When we provide thresholdCover value - 10, almost every cell of clummy raster for this 4th polygon was shown as forest due to which the dataframe clumpTmp shows only one row. Thus, the clump removal could not be applied in this case and throws this error: # Error: [%in%] no matches supplied

To avoid such ideal condition of having 100% forest cover, I made the following change (add if-else statement) in the prepTC function and it seems to work as of now. But I am not 100% sure if the logic I am following here is correct or not!

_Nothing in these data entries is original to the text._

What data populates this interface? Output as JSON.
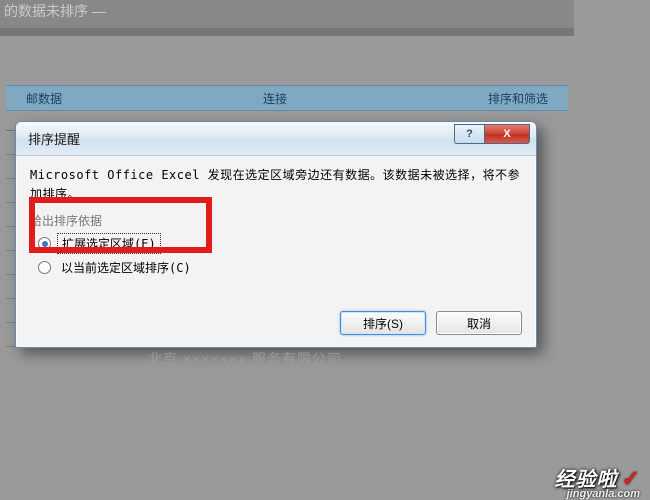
{
  "background": {
    "title_fragment": "的数据未排序 —",
    "ribbon": {
      "left": "邮数据",
      "center": "连接",
      "right": "排序和筛选"
    },
    "bottom_blurred": "北京 ××××××× 服务有限公司"
  },
  "dialog": {
    "title": "排序提醒",
    "message": "Microsoft Office Excel 发现在选定区域旁边还有数据。该数据未被选择，将不参加排序。",
    "group_label": "给出排序依据",
    "option1": "扩展选定区域(E)",
    "option2": "以当前选定区域排序(C)",
    "sort_button": "排序(S)",
    "cancel_button": "取消",
    "help_symbol": "?",
    "close_symbol": "X"
  },
  "watermark": {
    "brand": "经验啦",
    "check": "✓",
    "domain": "jingyanla.com"
  }
}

    clummy = patches(inputForestMap, directions = 8, zeroAsNA=TRUE)
    clumpTmp = data.frame(freq(clummy))

    # added if statement here in this line - if there are multiple rows, only then it would process further lines of code
    if (nrow(clumpTmp) > 1) {

      clumpTmp = clumpTmp[which(clumpTmp$count < thresholdClump), ]
      clumpTmp = as.vector(clumpTmp$value)
      clummy[clummy %in% clumpTmp] = 0
      clummy[clummy != 0] = 1
      clummy[is.na(clummy)] = 0
      inputForestMap = clummy

    } 
   # if there is only one row, then whole clummy raster would be returned as inputForestMap i.e. in an ideal case of 100% forest cover
   else {  
      inputForestMap = clummy
    }
goergen95 commented 2 years ago

Thank you for figuring this out! Very interesting edge case!! Your solution seems fine, though I guess it would also return the raster as is if it only has values of 0. Which in any case is also fine, just that it is the opposite edge case. Let's figure out soon when and where to put your changes (but you could open a PR anytime).

Ohm-Np commented 2 years ago

I guess it would also return the raster as is if it only has values of 0

Thank you @goergen95 for pointing this out. I will try to adapt this case too.